OmniVDiff: Omni Controllable Video Diffusion for Generation and Understanding
This addresses the need for flexible and scalable video generation and understanding tools for applications like video-to-video translation and scene reconstruction, representing a novel method for a known bottleneck.
The paper tackles the problem of controllable video diffusion by proposing OmniVDiff, a framework that synthesizes and comprehends multiple video visual modalities in a single model, achieving state-of-the-art performance in video generation and competitive results in video understanding.

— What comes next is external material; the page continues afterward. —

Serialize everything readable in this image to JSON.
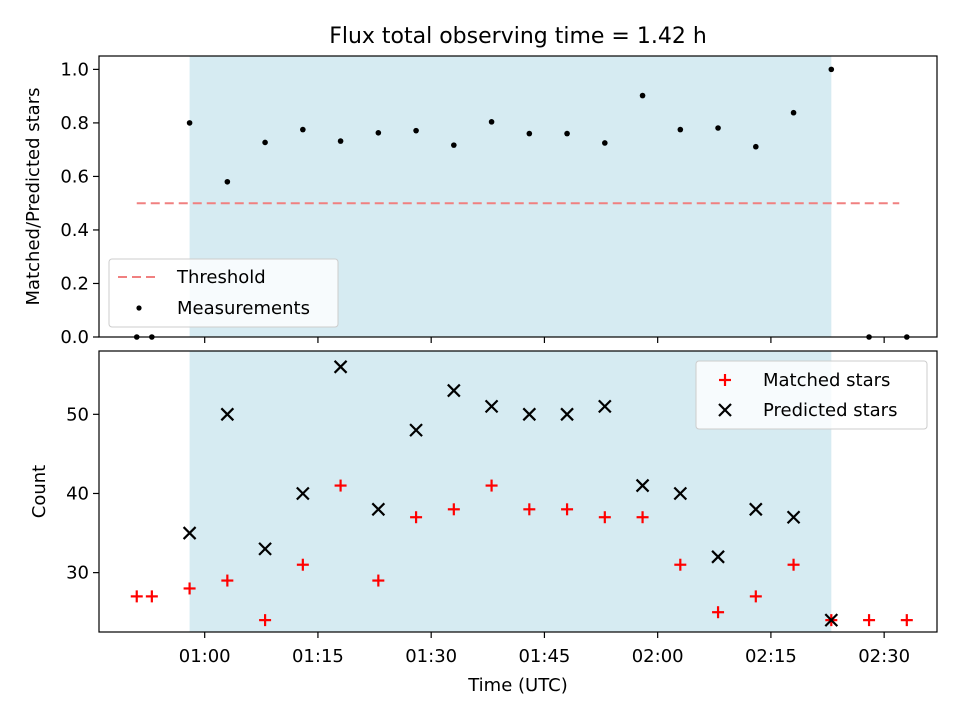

In this paper, we propose a novel framework for controllable video diffusion, OmniVDiff , aiming to synthesize and comprehend multiple video visual content in a single diffusion model. To achieve this, OmniVDiff treats all video visual modalities in the color space to learn a joint distribution, while employing an adaptive control strategy that dynamically adjusts the role of each visual modality during the diffusion process, either as a generation modality or a conditioning modality. Our framework supports three key capabilities: (1) Text-conditioned video generation, where all modalities are jointly synthesized from a textual prompt; (2) Video understanding, where structural modalities are predicted from rgb inputs in a coherent manner; and (3) X-conditioned video generation, where video synthesis is guided by finegrained inputs such as depth, canny and segmentation. Extensive experiments demonstrate that OmniVDiff achieves state-of-the-art performance in video generation tasks and competitive results in video understanding. Its flexibility and scalability make it well-suited for downstream applications such as video-to-video translation, modality adaptation for visual tasks, and scene reconstruction.